Estelle, peux-tu m'aider à ranger ceci, s'il te plait ?
Son amie, blonde et plus jeune encore qu'elle, s'approcha de son lit. L'Iris l'avait faite rentrer en secret alors que Judas était absent. Les filles dormaient encore et Estelle eu donc tout le loisir d'entrer dans le domaine du Von Frayner pour préparer les affaires de l'aveugle. Depuis longtemps elle savait que la fleur voulait partir, elle comprenait sa souffrance et avait trouvé un endroit où l'amener, où la débarrasser de sa dépendance. Elle s'était approchée du lit à la demande de l'Iris et attrapa ce qu'elle lui tendait : un collier qu'elle avait toujours vu autour de son cou, raz-du-cou en cuir... Une merveille de bijou.
"En es-tu bien sure ?"
Oui, il faut bien que je commence par ça...
L'Iris sourit à son amie. Zoé l'avait aidé à être plus forte, et retirer ce collier était symbolique pour elle, preuve que la jeune rousse avait bien commencé son travail. Estelle rangea donc le collier dans un coffret de bois et le mis au plus profond de la besace. Iris possédait peu d'affaires mais si elle pouvait ne plus sentir ce bijou sous ses doigts, elle ne s'en porterait que mieux. Les autres affaires furent rangées et il ne restait plus que quelques petits détails à régler. C'est ainsi qu'Estelle se posa au bureau et prit vélin, plume et encre pour écrire ce qu'Iris lui dicterait.
Judas.
Je m'en veux de partir comme cela, au petit matin, dans le plus grand secret. Mais je sais parfaitement que si l'un ou l'une de vous étiez là, la chose serait plus difficile.

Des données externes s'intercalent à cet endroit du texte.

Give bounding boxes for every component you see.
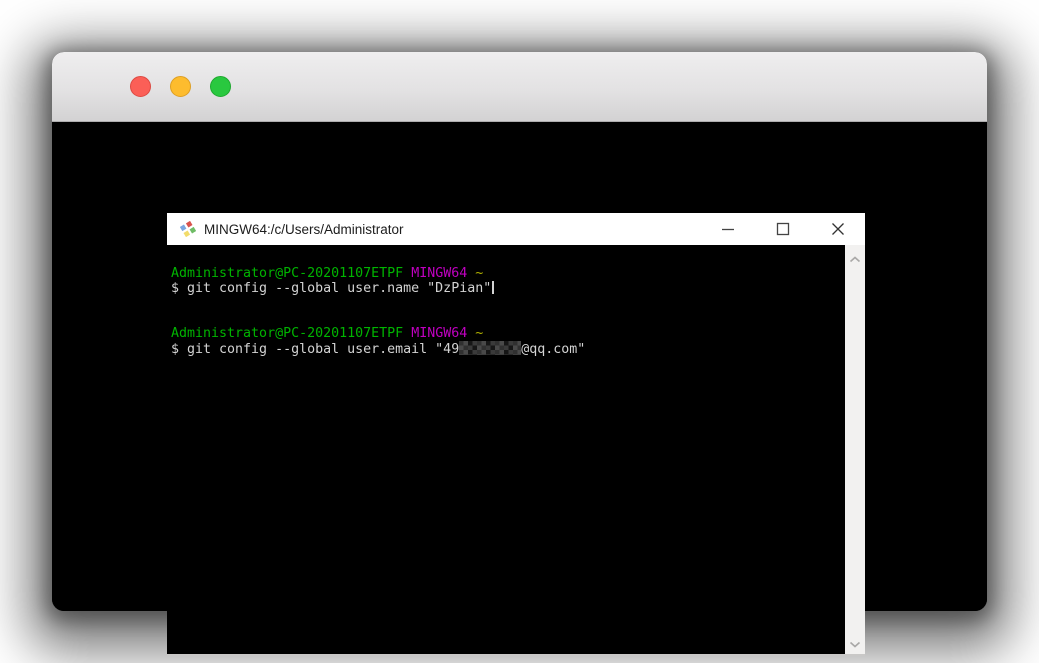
minimize-button[interactable] xyxy=(700,213,755,245)
traffic-light-minimize[interactable] xyxy=(170,76,191,97)
terminal-line: Administrator@PC-20201107ETPF MINGW64 ~ xyxy=(171,266,585,281)
terminal-text: MINGW64 xyxy=(411,326,467,341)
screenshot-canvas: MINGW64:/c/Users/Administrator xyxy=(0,0,1039,663)
terminal-window-controls xyxy=(700,213,865,245)
terminal-text: @qq.com" xyxy=(521,342,585,357)
maximize-icon xyxy=(776,222,790,236)
terminal-text: $ git config --global user.email "49 xyxy=(171,342,459,357)
terminal-line: $ git config --global user.email "49 @qq.… xyxy=(171,341,585,356)
git-for-windows-icon xyxy=(180,221,196,237)
maximize-button[interactable] xyxy=(755,213,810,245)
terminal-scrollbar[interactable] xyxy=(845,245,865,654)
terminal-title: MINGW64:/c/Users/Administrator xyxy=(204,222,404,237)
terminal-line: Administrator@PC-20201107ETPF MINGW64 ~ xyxy=(171,326,585,341)
terminal-titlebar[interactable]: MINGW64:/c/Users/Administrator xyxy=(167,213,865,245)
terminal-content[interactable]: Administrator@PC-20201107ETPF MINGW64 ~$… xyxy=(167,245,865,654)
scroll-up-button[interactable] xyxy=(845,256,865,263)
terminal-text xyxy=(403,266,411,281)
traffic-light-zoom[interactable] xyxy=(210,76,231,97)
mintty-terminal-window: MINGW64:/c/Users/Administrator xyxy=(167,213,865,656)
chevron-up-icon xyxy=(849,256,861,263)
terminal-line xyxy=(171,296,585,311)
traffic-light-close[interactable] xyxy=(130,76,151,97)
terminal-output: Administrator@PC-20201107ETPF MINGW64 ~$… xyxy=(171,266,585,356)
macos-window: MINGW64:/c/Users/Administrator xyxy=(52,52,987,611)
terminal-line xyxy=(171,311,585,326)
macos-window-content: MINGW64:/c/Users/Administrator xyxy=(52,122,987,611)
terminal-text: ~ xyxy=(475,326,483,341)
traffic-lights xyxy=(130,52,231,121)
macos-titlebar[interactable] xyxy=(52,52,987,122)
close-button[interactable] xyxy=(810,213,865,245)
terminal-line: $ git config --global user.name "DzPian" xyxy=(171,281,585,296)
terminal-text: MINGW64 xyxy=(411,266,467,281)
terminal-bottom-border xyxy=(167,654,865,656)
minimize-icon xyxy=(721,222,735,236)
text-cursor xyxy=(492,281,494,294)
chevron-down-icon xyxy=(849,641,861,648)
terminal-text: $ git config --global user.name "DzPian" xyxy=(171,281,491,296)
scroll-down-button[interactable] xyxy=(845,641,865,648)
terminal-text xyxy=(403,326,411,341)
terminal-text: Administrator@PC-20201107ETPF xyxy=(171,266,403,281)
censored-email-block xyxy=(459,341,521,355)
terminal-text: ~ xyxy=(475,266,483,281)
terminal-text: Administrator@PC-20201107ETPF xyxy=(171,326,403,341)
close-icon xyxy=(831,222,845,236)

Je ne veux plus être un fardeau. Je ne veux plus subir cette vie non plus. Alors je pars, me réfugier ailleurs. Je pars, loin, pour me retrouver, pour me libérer de cette vie qui n'est pas la mienne et qui, finalement, ne l'a jamais été. Je ne te remercierai jamais assez de m'avoir sauvé, mais je ne supporte plus le prix à payer aujourd'hui. J'ai essayé, pourtant.
Prends soin des filles, chérit les comme tu ne les as jamais chéri. Rends-toi compte, je t'en prie Judas, de l'avantage que tu as, avant qu'elle ne se rendent compte, elles aussi. Embrasse-les pour moi, raconte-leur qu'il a fallu que je me rende ailleurs, trouves une solution comme tu l'as toujours fait. Ne leur dit pas que je suis morte, ce ne sera pas le cas, mais dis-leur que je les aime.
Prends soin de toi également, Judas, et saches que malgré tout, je t'aurai toujours aimé.
Mais aujourd'hui la douleur ne m'est plus supportable.
Adieu.
Iris.
Dicter ces mots la fit pleurer. Estelle, émue, n'eut plus qu'à porter cette lettre dans le bureau du VF avant de revenir chercher l'aveugle. Elles firent enfin le tour des chambres, pour qu'Iris embrasse une dernière fois les filles endormies, avant de descendre. Les mains de la Soumise glissaient sur chaque mur, chaque bibelot de Petit Bolchen, lui rappelant tous les souvenirs qu'elles s'étaient créés ici. Et c'est avec une boule à l'estomac qu'elle ouvrit la porte d'entrée... Elle n'eut pas à se retourner pour offrir un dernier regard à Petit-Bolchen, son infirmité lui servait aujourd'hui. Mais sa main se resserra autour du bras d'Estelle.
Emmène-moi, loin d'ici.
Et ce fut le seul acte de bravoure qu'Iris eut effectué tout au long de sa vie. Le seul qu'elle osa et le seul qu'elle ne regrettera jamais.
Elle était libre.
* S.Gainsbourg.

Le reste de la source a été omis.